Upgrading Kafka Version

When upgrading your Apache Kafka installation, it's crucial to ensure compatibility between Confluent and Apache Kafka versions. Follow the guidelines provided by the Confluent documentation to guarantee a smooth upgrade process. Ensure that you refer to the compatibility matrix to find the suitable Confluent Platform version for your desired Apache Kafka version. The matrix can be found at the following link:

Confluent Platform and Apache Kafka Compatibility Matrix

Follow these steps to upgrade your Kafka installation:

  1. Review the compatibility matrix to identify the Confluent Platform version that matches your target Apache Kafka version.
  2. Follow the upgrade instructions provided by Confluent for the chosen Confluent Platform version.

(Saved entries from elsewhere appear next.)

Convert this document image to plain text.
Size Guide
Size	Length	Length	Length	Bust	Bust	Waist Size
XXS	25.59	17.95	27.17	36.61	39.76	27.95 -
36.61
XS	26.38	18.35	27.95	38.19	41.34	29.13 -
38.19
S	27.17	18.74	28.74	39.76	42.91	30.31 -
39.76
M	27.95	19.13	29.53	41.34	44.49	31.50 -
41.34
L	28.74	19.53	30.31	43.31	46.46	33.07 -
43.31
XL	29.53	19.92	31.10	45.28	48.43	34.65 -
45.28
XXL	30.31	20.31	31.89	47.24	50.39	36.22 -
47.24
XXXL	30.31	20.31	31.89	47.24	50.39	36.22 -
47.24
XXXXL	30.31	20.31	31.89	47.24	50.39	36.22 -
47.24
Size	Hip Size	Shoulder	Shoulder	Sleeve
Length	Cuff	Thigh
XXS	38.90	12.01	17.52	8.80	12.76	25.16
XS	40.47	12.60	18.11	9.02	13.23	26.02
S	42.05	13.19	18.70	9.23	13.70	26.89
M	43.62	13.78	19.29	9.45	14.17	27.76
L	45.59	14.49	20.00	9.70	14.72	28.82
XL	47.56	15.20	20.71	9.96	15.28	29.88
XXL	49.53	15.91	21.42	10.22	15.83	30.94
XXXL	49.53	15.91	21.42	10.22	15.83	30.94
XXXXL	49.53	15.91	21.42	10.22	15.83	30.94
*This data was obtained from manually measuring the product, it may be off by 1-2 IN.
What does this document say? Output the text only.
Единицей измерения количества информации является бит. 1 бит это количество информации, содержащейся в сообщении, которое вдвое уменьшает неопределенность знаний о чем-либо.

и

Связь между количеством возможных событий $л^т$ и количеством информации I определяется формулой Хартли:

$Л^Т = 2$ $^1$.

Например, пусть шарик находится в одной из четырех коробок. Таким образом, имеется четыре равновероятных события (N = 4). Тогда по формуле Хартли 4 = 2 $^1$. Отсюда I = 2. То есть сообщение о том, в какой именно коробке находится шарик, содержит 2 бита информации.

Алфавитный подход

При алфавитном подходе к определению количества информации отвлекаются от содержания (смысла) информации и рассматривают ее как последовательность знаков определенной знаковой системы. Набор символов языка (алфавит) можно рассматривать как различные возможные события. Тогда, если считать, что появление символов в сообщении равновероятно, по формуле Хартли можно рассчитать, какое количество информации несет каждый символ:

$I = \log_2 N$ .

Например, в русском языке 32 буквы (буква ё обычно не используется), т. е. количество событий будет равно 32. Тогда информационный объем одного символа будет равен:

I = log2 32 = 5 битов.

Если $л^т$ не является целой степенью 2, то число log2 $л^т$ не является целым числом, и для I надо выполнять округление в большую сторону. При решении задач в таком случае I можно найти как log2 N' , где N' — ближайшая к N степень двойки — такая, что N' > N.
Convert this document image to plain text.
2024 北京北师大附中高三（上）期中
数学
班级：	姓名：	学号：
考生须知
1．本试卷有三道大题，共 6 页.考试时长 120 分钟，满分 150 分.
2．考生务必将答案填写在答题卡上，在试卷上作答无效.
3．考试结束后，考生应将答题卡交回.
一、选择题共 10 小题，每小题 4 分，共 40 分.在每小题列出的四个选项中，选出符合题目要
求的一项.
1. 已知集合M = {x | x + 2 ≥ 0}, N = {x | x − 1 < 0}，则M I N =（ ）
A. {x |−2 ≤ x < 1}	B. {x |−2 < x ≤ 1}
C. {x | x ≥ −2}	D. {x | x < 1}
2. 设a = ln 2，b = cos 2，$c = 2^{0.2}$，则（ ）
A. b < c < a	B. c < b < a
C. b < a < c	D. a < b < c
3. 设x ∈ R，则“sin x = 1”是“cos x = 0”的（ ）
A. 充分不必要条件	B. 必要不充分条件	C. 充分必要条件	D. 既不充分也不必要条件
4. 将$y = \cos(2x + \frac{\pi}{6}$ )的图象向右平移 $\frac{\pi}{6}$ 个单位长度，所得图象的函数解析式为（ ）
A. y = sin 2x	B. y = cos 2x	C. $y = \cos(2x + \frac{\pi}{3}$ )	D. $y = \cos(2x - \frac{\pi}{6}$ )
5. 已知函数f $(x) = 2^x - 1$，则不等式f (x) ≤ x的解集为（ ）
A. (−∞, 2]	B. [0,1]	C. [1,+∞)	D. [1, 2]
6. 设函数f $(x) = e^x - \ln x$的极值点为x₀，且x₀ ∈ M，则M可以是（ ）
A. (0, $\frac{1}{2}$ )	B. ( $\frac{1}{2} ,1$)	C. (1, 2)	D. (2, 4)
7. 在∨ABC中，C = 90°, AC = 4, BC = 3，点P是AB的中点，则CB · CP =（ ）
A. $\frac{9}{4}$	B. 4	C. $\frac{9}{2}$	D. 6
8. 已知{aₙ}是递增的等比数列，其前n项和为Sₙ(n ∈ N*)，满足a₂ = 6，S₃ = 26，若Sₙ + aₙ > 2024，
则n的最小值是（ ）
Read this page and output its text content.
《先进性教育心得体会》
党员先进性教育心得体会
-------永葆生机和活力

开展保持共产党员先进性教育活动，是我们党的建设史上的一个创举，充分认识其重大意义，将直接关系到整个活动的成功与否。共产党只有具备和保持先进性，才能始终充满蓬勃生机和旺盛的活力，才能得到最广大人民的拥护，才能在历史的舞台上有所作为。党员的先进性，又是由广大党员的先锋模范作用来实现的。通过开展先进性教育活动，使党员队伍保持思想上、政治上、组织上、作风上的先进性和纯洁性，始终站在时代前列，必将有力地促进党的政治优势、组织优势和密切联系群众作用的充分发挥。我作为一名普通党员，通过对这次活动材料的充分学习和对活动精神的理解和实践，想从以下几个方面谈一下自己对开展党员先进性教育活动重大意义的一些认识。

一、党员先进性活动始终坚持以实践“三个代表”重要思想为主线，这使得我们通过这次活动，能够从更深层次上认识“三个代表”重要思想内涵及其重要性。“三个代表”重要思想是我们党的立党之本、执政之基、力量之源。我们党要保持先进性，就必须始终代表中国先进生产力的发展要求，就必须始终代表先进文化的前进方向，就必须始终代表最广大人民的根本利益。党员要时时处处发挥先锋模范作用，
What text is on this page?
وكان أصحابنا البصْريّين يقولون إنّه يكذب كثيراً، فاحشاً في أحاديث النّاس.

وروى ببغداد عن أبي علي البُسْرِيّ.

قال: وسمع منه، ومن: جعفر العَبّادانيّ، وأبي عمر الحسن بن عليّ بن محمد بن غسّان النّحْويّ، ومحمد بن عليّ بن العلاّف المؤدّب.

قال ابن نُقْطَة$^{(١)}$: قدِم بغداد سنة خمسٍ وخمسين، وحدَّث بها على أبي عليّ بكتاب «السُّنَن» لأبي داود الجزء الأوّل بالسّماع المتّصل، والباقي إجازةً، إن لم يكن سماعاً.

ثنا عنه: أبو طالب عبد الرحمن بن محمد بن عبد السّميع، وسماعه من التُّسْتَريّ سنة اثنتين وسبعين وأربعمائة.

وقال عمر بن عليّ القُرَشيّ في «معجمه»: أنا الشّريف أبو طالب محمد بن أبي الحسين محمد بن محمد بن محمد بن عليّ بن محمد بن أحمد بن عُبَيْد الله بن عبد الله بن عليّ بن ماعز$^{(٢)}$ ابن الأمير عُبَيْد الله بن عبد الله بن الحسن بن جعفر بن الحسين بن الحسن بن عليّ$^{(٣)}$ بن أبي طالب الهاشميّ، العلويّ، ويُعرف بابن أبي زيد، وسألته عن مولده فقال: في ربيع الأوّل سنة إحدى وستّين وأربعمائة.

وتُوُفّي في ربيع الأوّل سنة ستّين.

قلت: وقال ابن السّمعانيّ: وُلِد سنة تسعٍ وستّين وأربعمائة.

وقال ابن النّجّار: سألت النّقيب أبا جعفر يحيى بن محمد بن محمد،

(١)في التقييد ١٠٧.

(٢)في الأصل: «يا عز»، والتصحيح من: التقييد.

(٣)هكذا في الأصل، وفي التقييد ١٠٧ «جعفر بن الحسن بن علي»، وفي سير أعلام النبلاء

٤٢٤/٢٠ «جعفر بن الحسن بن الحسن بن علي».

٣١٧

It's recommended to perform thorough testing in a staging environment before applying the upgrade to your production environment. For detailed instructions and additional information, consult the official Confluent documentation.

Docker & Docker Compose

A Dockerfile is available for building the sink connector as a docker image. It is a multistage dockerfile which builds, tests and in the final stage copies the connector on the plugin.path.

The image is based on Confluent Kafka Connect [confluentinc/cp-kafka-connect](https://hub.docker. com/r/confluentinc/cp-kafka-connect) image. To build the image navigate to the project root directory and execute docker build -t kafka-sink-graphdb .

Inside the docker-compose directory there is an example compose file that sets everything up - ZooKeeper, Kafka, GraphDB and Kafka Connect. In the same directory the run.sh script can be used to quickly test the sink connector.

The script will do the following:

  1. execute docker-compose up -d to start the required services
    • if the connector image is not present locally it will be build
  2. wait for GraphDB and kafka connect to start
  3. create a GraphDB repository named "test"
  4. create the kafka-sink-graphdb connector
  5. using the Kafka console producer - produce a simple triple (urn:a urn:b urn:c ) to the test topic

If all goes well you should see the triple in GraphDB:

  1. open http://localhost:7200/sparql
    • check in the upper right corner that the test repository is selected
  2. run the following query
select * where {
    <urn:a> ?p ?o  .
}

Enable Security for Failed Messages sent to DLQ

This guide offers step-by-step instructions for initiating a secure Kafka Sink configuration, incorporating security properties.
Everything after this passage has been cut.